Safar Center collaborator Dr. Milos Ikonomovic will soon begin a fascinating new project funded by a grant from the Veterans Administration. The study, “Multifunctional rehabilitative therapy to reduce Alzheimer pathology after TBI,” will examine how environment enrichment therapy (EE), the preclinical analogue to human rehabilitation, affects traumatic brain injury induced accumulation of Alzheimer’s disease-related pathology including accumulation of amyloid-β (Aβ), tau hyper-phosphorylation, synaptic loss, and the degree to which this multifunctional therapeutic approach improves neurobehavioral recovery. These questions will be addressed in a pre-clinical model using controlled cortical impact injury and a unique transgenic mouse expressing human Aβ. The study will also investigate the correlation of epigenetic factors with TBI-induced neuropathology/neurological dysfunction and the recovery promoting effects of EE and EE/simvastatin therapy.

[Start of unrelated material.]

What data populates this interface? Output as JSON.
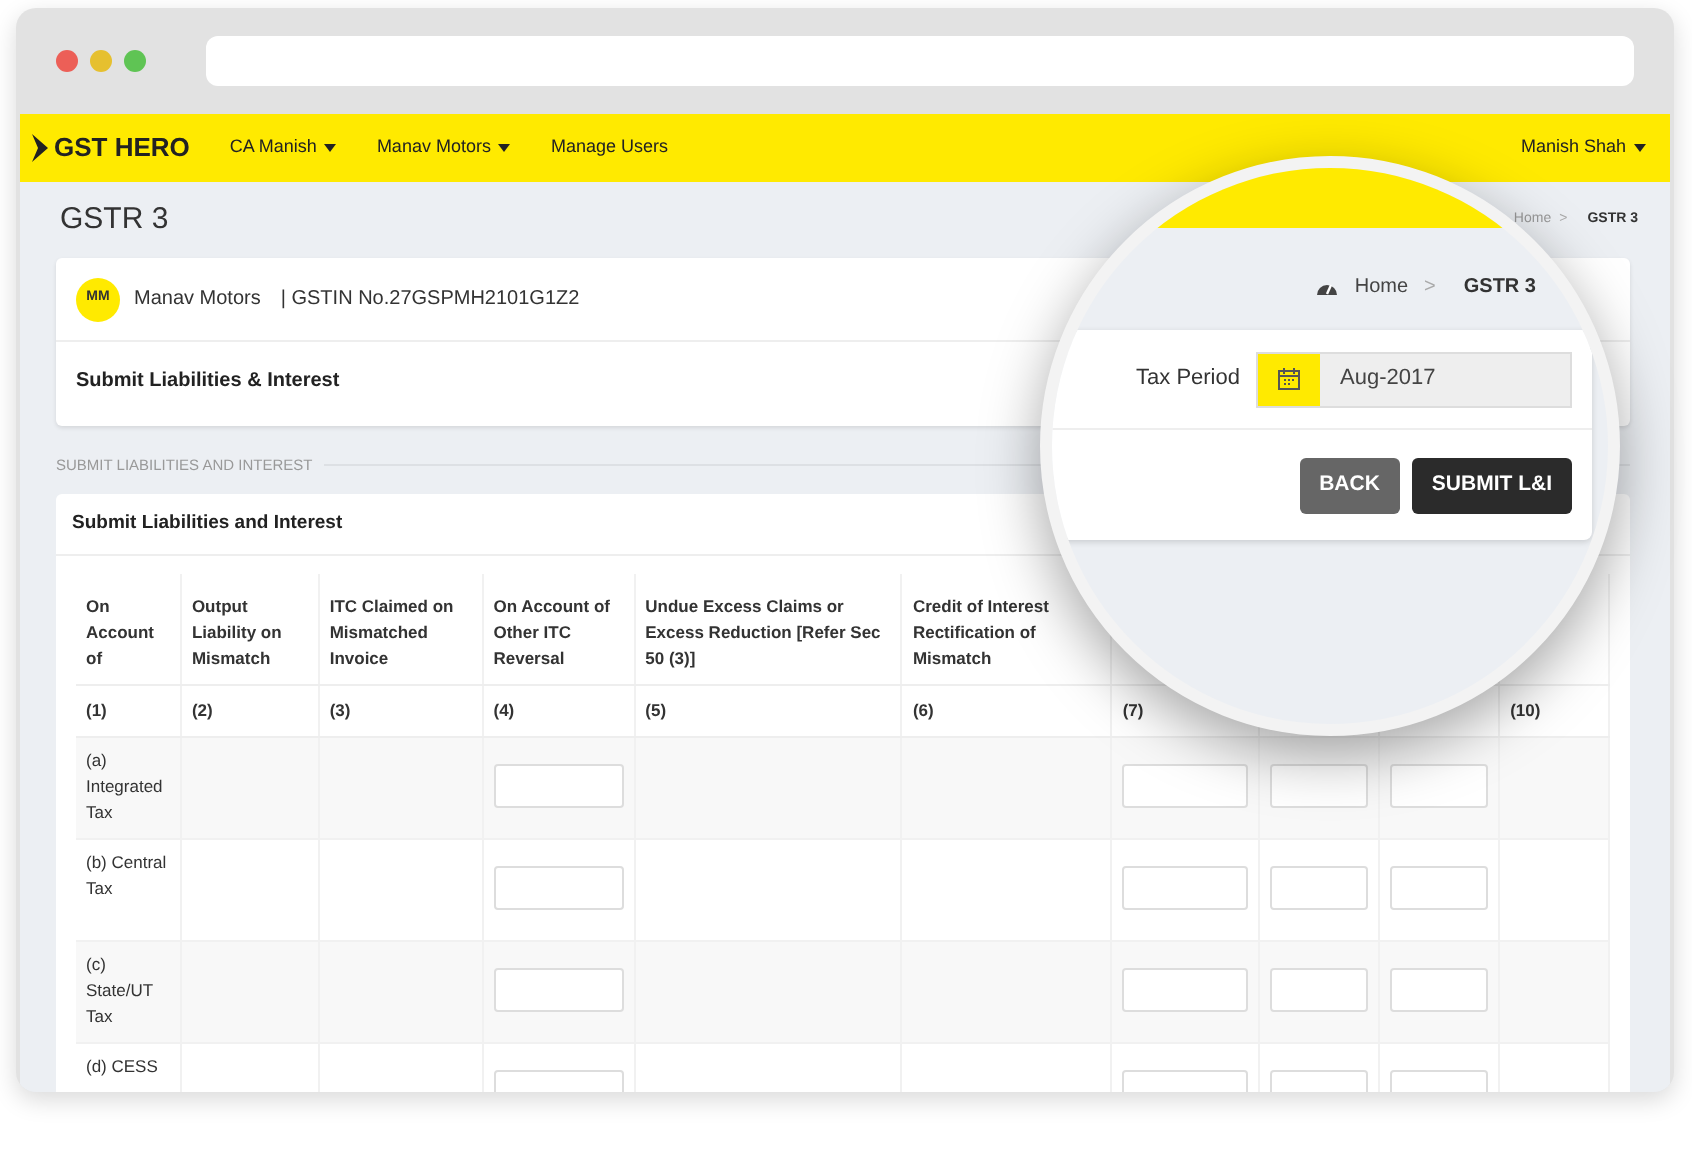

Dr. Ikonomovic, an Associate Professor in the Departments of Neurology and Psychiatry at the University of Pittsburgh, will be collaborating with Safar Center faculty members Drs. Clark, Dixon, Kline, and Kochanek on this project. The study extends the group’s previous published studies in both TBI patients and experimental TBI in animal models which demonstrated that increased brain concentration of Aβ is a key neuropathological link between TBI and Alzheimer’s disease, and is also a therapeutic target. The investigators expect that their newly funded studies will provide insight into the role of novel mechanistic pathways underlying the effects of EE therapy, and that their unique multifunctional therapy approach involving non-invasive intervention and a clinically well-tolerated pharmacotherapy will provide dual benefit by both improving the rehabilitation and reducing the risk of developing Alzheimer pathology after TBI. These data will be critical to guide future clinical trials using EE and simvastatin to enhance rehabilitation after TBI and reduce risk of developing Alzheimer’s disease.